YouTube video walk-through of this codebase

Question

YouTube video walk-through of this codebase

gordicaleksa opened this issue 2 years ago · comments

Aleksa Gordić commented 2 years ago

Hi @kuprel!

First of all awesome work, you made my job that much easier. :)

I created a YouTube video where I do a deep dive/walk-through of this repo.

Maybe someone finds it useful:
https://youtu.be/x_8uHX5KngE

Hopefully it's ok to share it here in the form of an issue, do let me know!

Brett Kuprel · Answer 1 · Sun Jul 31 2022 23:04:23 GMT+0800 (China Standard Time)

Wow this is great! I just added your video to the readme. You're right the clamping is unnecessary. It originally served to avoid a cryptic cuda runtime error. Later I implemented a more precise solution to limit the BART decoder to 2**14 tokens to match the VQGAN. I'm not sure why there's a mismatch in vocabulary counts. Also I didn't realize those are shared weights. There's probably a simpler solution here. Great video!

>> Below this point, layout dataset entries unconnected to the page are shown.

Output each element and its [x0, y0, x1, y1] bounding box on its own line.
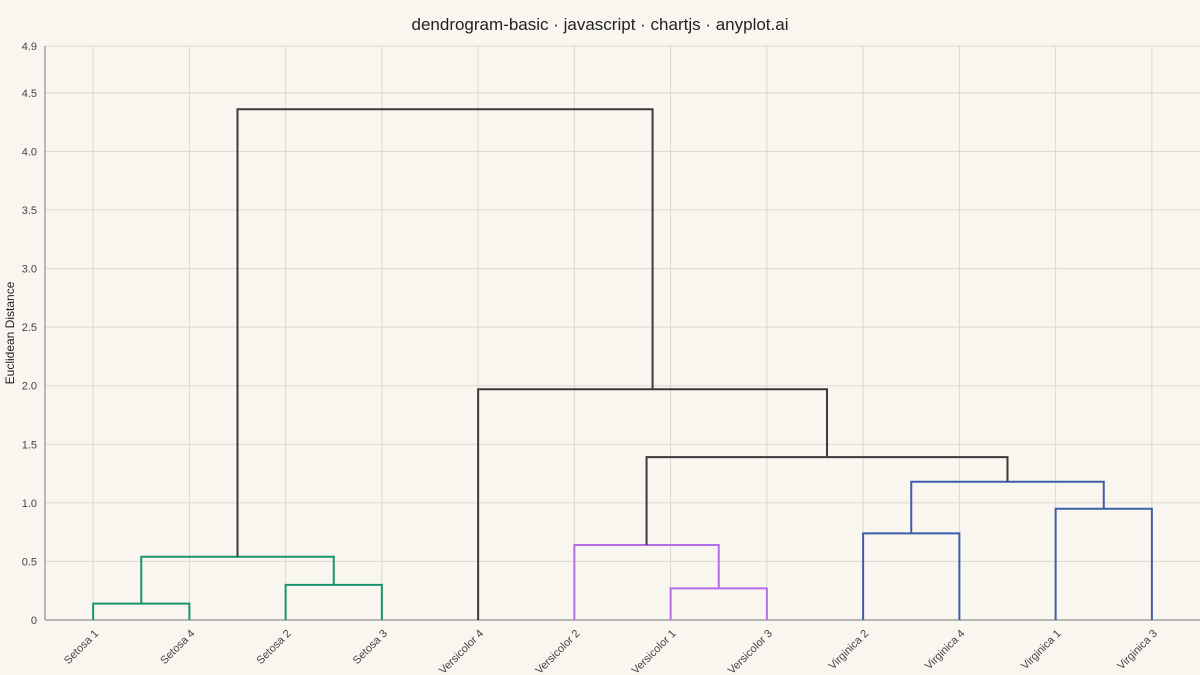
y-tick-label: 4.5 — [22, 88, 37, 100]
y-tick-label: 0 — [31, 615, 37, 627]
x-tick-label: Setosa 3 — [351, 628, 390, 667]
dendrogram-link — [236, 108, 654, 557]
y-tick-label: 2.5 — [22, 322, 37, 334]
x-tick-label: Setosa 2 — [255, 628, 294, 667]
x-tick-label: Virginica 4 — [923, 628, 968, 673]
dendrogram-link — [477, 388, 829, 620]
grid — [45, 45, 1200, 621]
x-tick-label: Virginica 2 — [827, 628, 872, 673]
dendrogram-link — [284, 583, 383, 620]
y-axis-label: Euclidean Distance — [3, 281, 17, 384]
y-tick-label: 4.0 — [22, 146, 37, 158]
y-tick-label: 4.9 — [22, 41, 37, 53]
y-tick-label: 2.0 — [22, 381, 37, 393]
x-tick-label: Versicolor 4 — [437, 628, 486, 675]
dendrogram-link — [910, 480, 1105, 534]
dendrogram-link — [573, 544, 720, 620]
dendrogram-link — [669, 587, 768, 620]
y-tick-label: 3.0 — [22, 264, 37, 276]
x-tick-label: Versicolor 2 — [533, 628, 582, 675]
y-tick-label: 0.5 — [22, 556, 37, 568]
dendrogram-link — [862, 532, 961, 620]
y-tick-label: 1.0 — [22, 498, 37, 510]
x-tick-label: Versicolor 1 — [630, 628, 679, 675]
dendrogram-link — [92, 602, 191, 620]
dendrogram-link — [140, 555, 335, 604]
tick-labels: 0 0.5 1.0 1.5 2.0 2.5 3.0 3.5 4.0 4.5 4.9 Setosa 1 S… — [22, 41, 1160, 675]
x-tick-label: Versicolor 3 — [726, 628, 775, 675]
x-tick-label: Virginica 1 — [1019, 628, 1064, 673]
x-tick-label: Virginica 3 — [1115, 628, 1160, 673]
axes — [44, 46, 1200, 621]
x-tick-label: Setosa 4 — [158, 628, 197, 667]
y-tick-label: 3.5 — [22, 205, 37, 217]
y-tick-label: 1.5 — [22, 439, 37, 451]
dendrogram-links — [92, 108, 1153, 620]
chart-title: dendrogram-basic · javascript · chartjs … — [412, 15, 789, 34]
dendrogram-link — [1054, 507, 1153, 620]
dendrogram-link — [645, 456, 1009, 546]
x-tick-label: Setosa 1 — [62, 628, 101, 667]
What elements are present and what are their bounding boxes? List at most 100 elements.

Brett Kuprel · Answer 2 · Mon Aug 01 2022 00:36:14 GMT+0800 (China Standard Time)

I checked to see if the embedding weights in the BART decoder were the same weights as the embedding weights in the VQGAN detokenizer. It seems they are actually different. The BART decoder in Dalle Mega is embedding to 2048 dimensions and the VQGAN is embedding to 256 dimensions.